Il
faut aussi comprendre qu’en sa forme aboutie, l’intentionnalité
musicale est quelque chose de plus qu’une simple activation, plus qu’un
déclic donné au déroulement d’assemblages gestuels ou vocaux. Elle
possède une dimension bien plus vaste, puisqu’au-delà de l’activation
des schèmes d’action, elle se projette en quelque chose de l’ordre de
l’attente qu’on pourrait qualifier de possibilité perceptive. Elle
n’est pas vraiment une représentation, non plus un moyen de
reproduction, elle s’exprime en quelque sorte négativement par la mise
en alerte lorsque l’action en cours cesse de coïncider avec l’attendu.

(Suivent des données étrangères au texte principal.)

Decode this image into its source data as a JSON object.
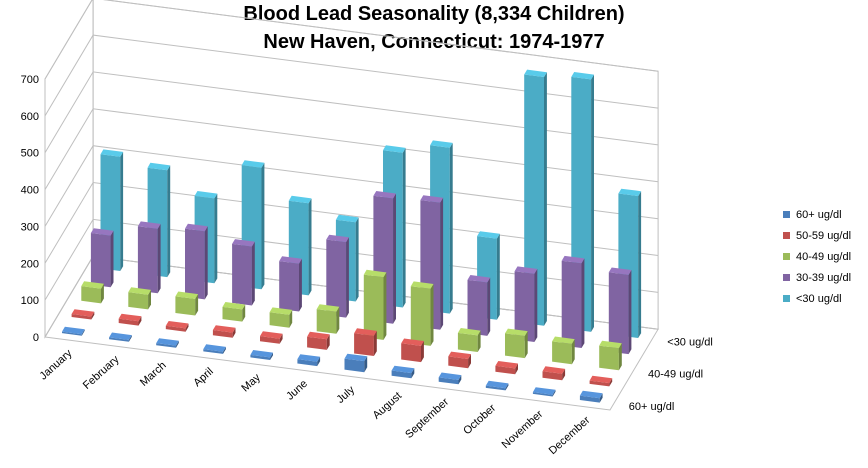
{
  "chart_data": {
    "type": "bar",
    "title": "Blood Lead Seasonality (8,334 Children)",
    "subtitle": "New Haven, Connecticut: 1974-1977",
    "categories": [
      "January",
      "February",
      "March",
      "April",
      "May",
      "June",
      "July",
      "August",
      "September",
      "October",
      "November",
      "December"
    ],
    "depth_labels": [
      "<30 ug/dl",
      "40-49 ug/dl",
      "60+ ug/dl"
    ],
    "series": [
      {
        "name": "60+ ug/dl",
        "color": "#4a7ebb",
        "values": [
          4,
          5,
          6,
          6,
          7,
          12,
          30,
          14,
          12,
          6,
          5,
          12
        ]
      },
      {
        "name": "50-59 ug/dl",
        "color": "#c0504d",
        "values": [
          8,
          12,
          9,
          14,
          14,
          29,
          55,
          44,
          25,
          16,
          18,
          9
        ]
      },
      {
        "name": "40-49 ug/dl",
        "color": "#9bbb59",
        "values": [
          40,
          40,
          45,
          33,
          35,
          60,
          170,
          155,
          45,
          60,
          55,
          60
        ]
      },
      {
        "name": "30-39 ug/dl",
        "color": "#8064a2",
        "values": [
          140,
          175,
          185,
          160,
          130,
          205,
          340,
          345,
          145,
          185,
          230,
          215
        ]
      },
      {
        "name": "<30 ug/dl",
        "color": "#4bacc6",
        "values": [
          310,
          290,
          230,
          330,
          250,
          215,
          420,
          450,
          220,
          675,
          685,
          385
        ]
      }
    ],
    "ylim": [
      0,
      700
    ],
    "yticks": [
      0,
      100,
      200,
      300,
      400,
      500,
      600,
      700
    ],
    "grid": true,
    "legend": "right"
  }
}
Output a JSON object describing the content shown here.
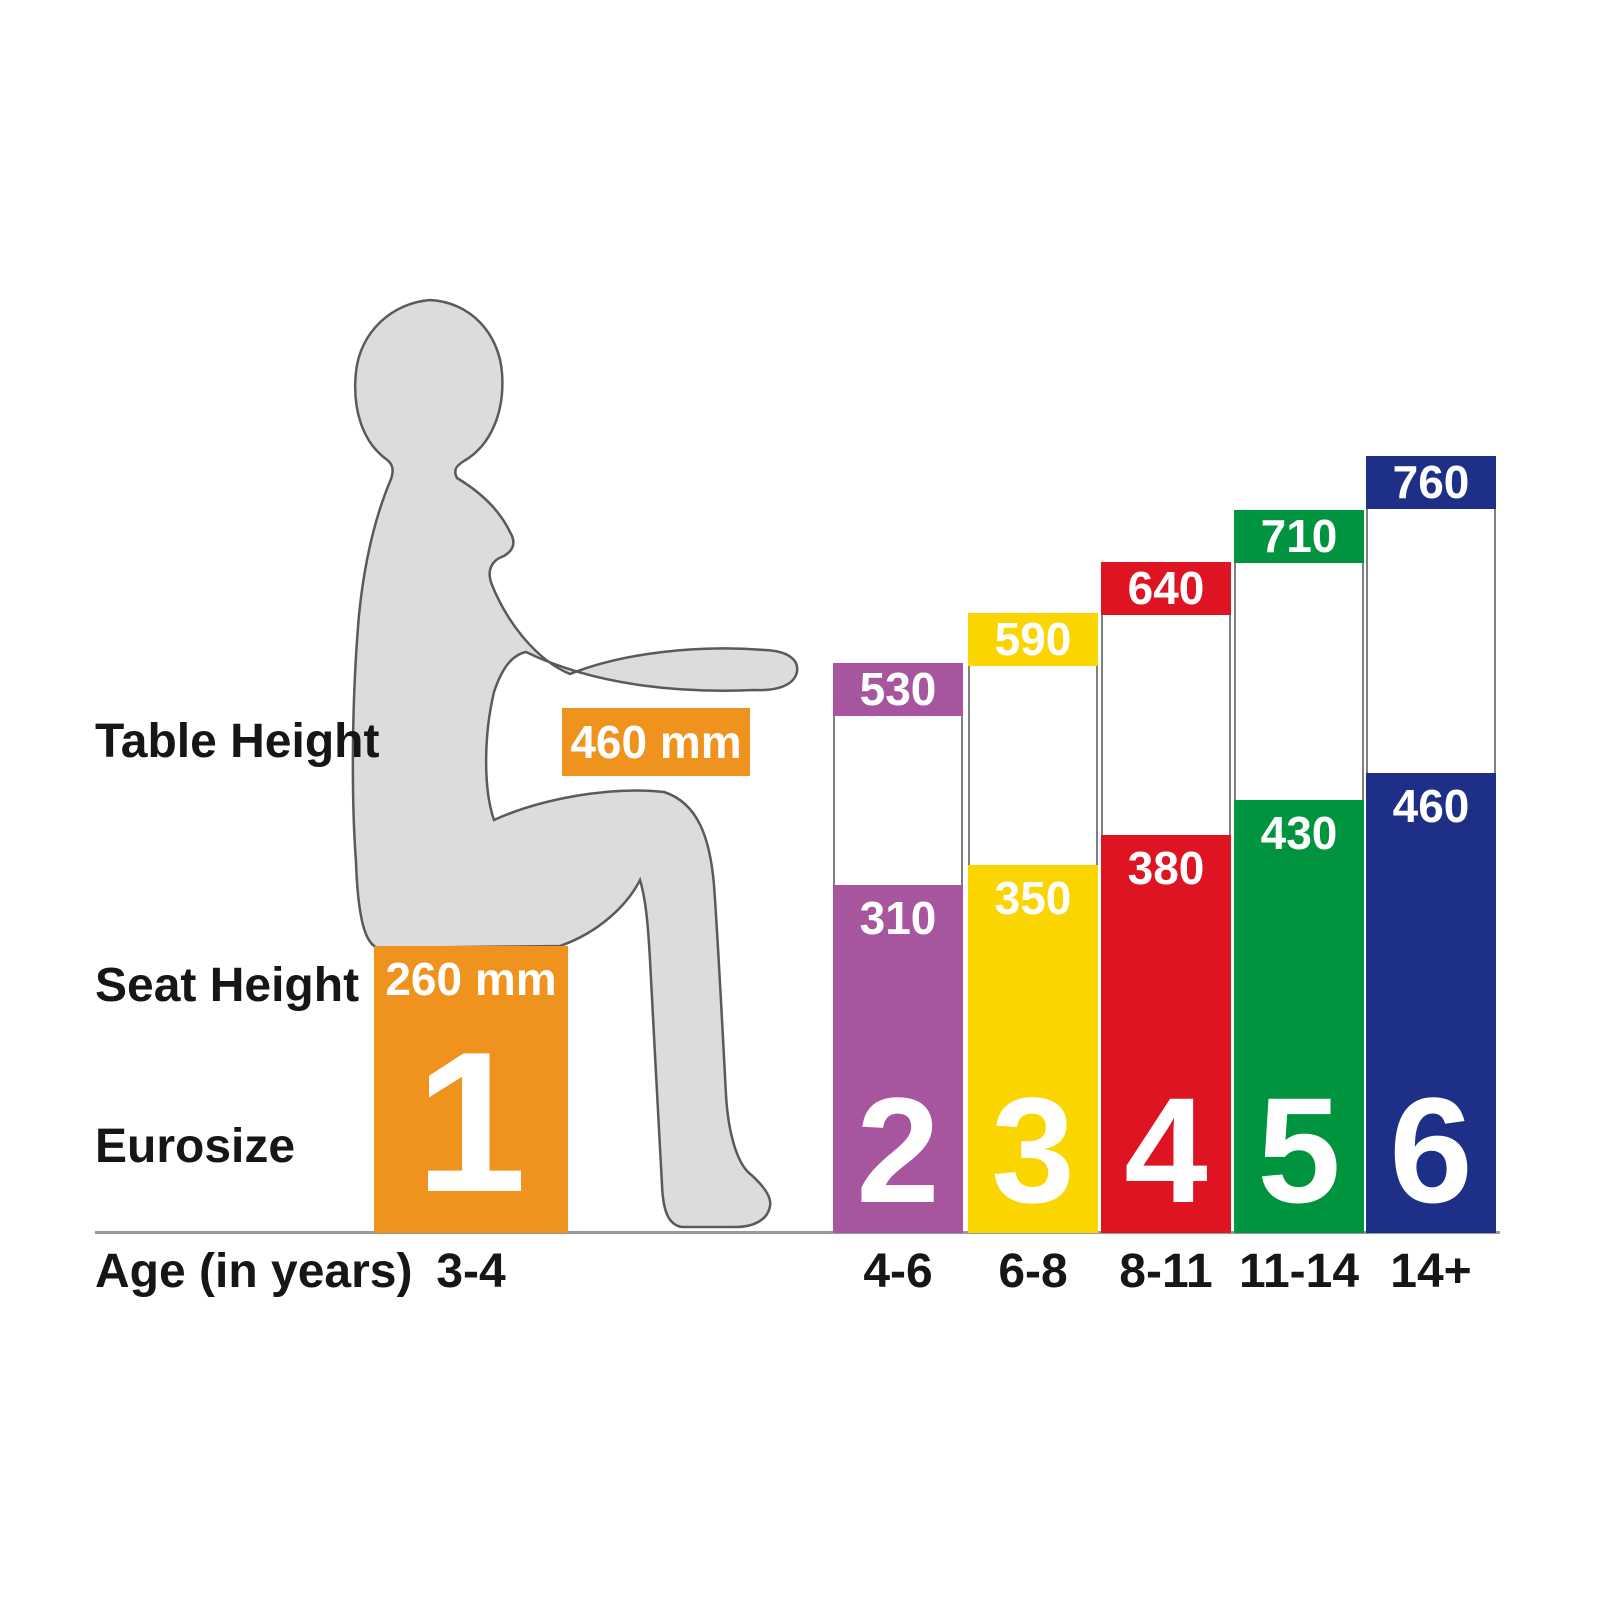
{
  "labels": {
    "table_height": "Table Height",
    "seat_height": "Seat Height",
    "eurosize": "Eurosize",
    "age": "Age (in years)"
  },
  "colors": {
    "orange": "#F0921E",
    "purple": "#A7559F",
    "yellow": "#FAD500",
    "red": "#DE1423",
    "green": "#00943E",
    "blue": "#1E2F87",
    "silhouette_fill": "#DBDCDE",
    "silhouette_outline": "#595A5C",
    "baseline_gray": "#97999C"
  },
  "chart_data": {
    "type": "bar",
    "unit": "mm",
    "x_axis_label": "Age (in years)",
    "series": [
      {
        "name": "Table Height",
        "values": [
          460,
          530,
          590,
          640,
          710,
          760
        ]
      },
      {
        "name": "Seat Height",
        "values": [
          260,
          310,
          350,
          380,
          430,
          460
        ]
      }
    ],
    "sizes": [
      {
        "eurosize": "1",
        "age": "3-4",
        "table_height_mm": 460,
        "seat_height_mm": 260,
        "table_label": "460 mm",
        "seat_label": "260 mm",
        "color": "#F0921E"
      },
      {
        "eurosize": "2",
        "age": "4-6",
        "table_height_mm": 530,
        "seat_height_mm": 310,
        "table_label": "530",
        "seat_label": "310",
        "color": "#A7559F"
      },
      {
        "eurosize": "3",
        "age": "6-8",
        "table_height_mm": 590,
        "seat_height_mm": 350,
        "table_label": "590",
        "seat_label": "350",
        "color": "#FAD500"
      },
      {
        "eurosize": "4",
        "age": "8-11",
        "table_height_mm": 640,
        "seat_height_mm": 380,
        "table_label": "640",
        "seat_label": "380",
        "color": "#DE1423"
      },
      {
        "eurosize": "5",
        "age": "11-14",
        "table_height_mm": 710,
        "seat_height_mm": 430,
        "table_label": "710",
        "seat_label": "430",
        "color": "#00943E"
      },
      {
        "eurosize": "6",
        "age": "14+",
        "table_height_mm": 760,
        "seat_height_mm": 460,
        "table_label": "760",
        "seat_label": "460",
        "color": "#1E2F87"
      }
    ]
  }
}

Et souvent cela se traduit par l’interruption de l’action.
L’observation de reproductions directes de configuration rythmique
confirmer ces propositions.
Les formes à reproduire font parties de l’appareil d’exercices du cours
d’initiation musicale. Celles dont il est question ici comportent cinq
frappes organisées sur deux notes, suivies d’un espace, à exécuter
généralement sur deux tambours en terre cuite.
Après présentation du modèle, avant et après frappes, je demande à l’élève de chanter la configuration.
Pour les enfants, ces formes volontairement asymétriques, sont assez
difficiles à reproduire. De par l’effet équilibrant de la mise en
séquence, leur reconstitution motrice donne lieu à des formes altérées
qui s’expliquent comme autant de réductions des tensions motrices
engendrées. J’ai illustré ailleurs comment le principe piagétien de
l’équilibration des schèmes expliquait cela. L’intérêt ici est qu’elles
n’affectent pas la reproduction vocale. Ne retenons ici que les deux
conduites usuellement rencontrées.
Dans
le premier cas, après une performance vocale correcte, l’enfant produit
une frappe erronée. Il reprend et fait la même erreur. Je lui demande
de chanter, et alors il produit vocalement la forme altérée qu’il a
frappée.
Dans le
second cas, après une performance vocale correcte, l’enfant produit une
frappe erronée, Il en a conscience, et reprend au début. Il butte
encore et reprends. Si je lui demande de chanter à nouveau, il produit
la forme correcte. Il finit par frapper correctement aussi.
Ceci
signifie que dans le premier cas, le résultat de l’action a écrasé la
représentation. C’est donc que l’activité s’appuyait sur la rémanence
perceptive, sensible évidemment à remplacement. La seconde conduite
confirme donc l’existence d’une rémanence de l’intention d’agir – la
possibilité perceptive -, lisible par la vocalisation, sans effet
directe sur l’action mais permettant sa replanification à partir des
divergences perçues. Facilitation perceptive plutôt que véritable
représentation, ce caractère invariant de l’organisation séquentielle
est ainsi protégée des flux perceptifs générés par le déroulement de
l’activité. Il y a donc, à un moment donné de l’appropriation,
avènement de la capacité à gérer le déroulement des gestes par des
formes intériorisées des mélodies temporelles. Et comme on l’a vu,
l’intérêt de cet acquis est de favoriser des activités de
reconstitution sans altération de l’intention initiale, donc d’accéder
à la conduite par essais et erreurs.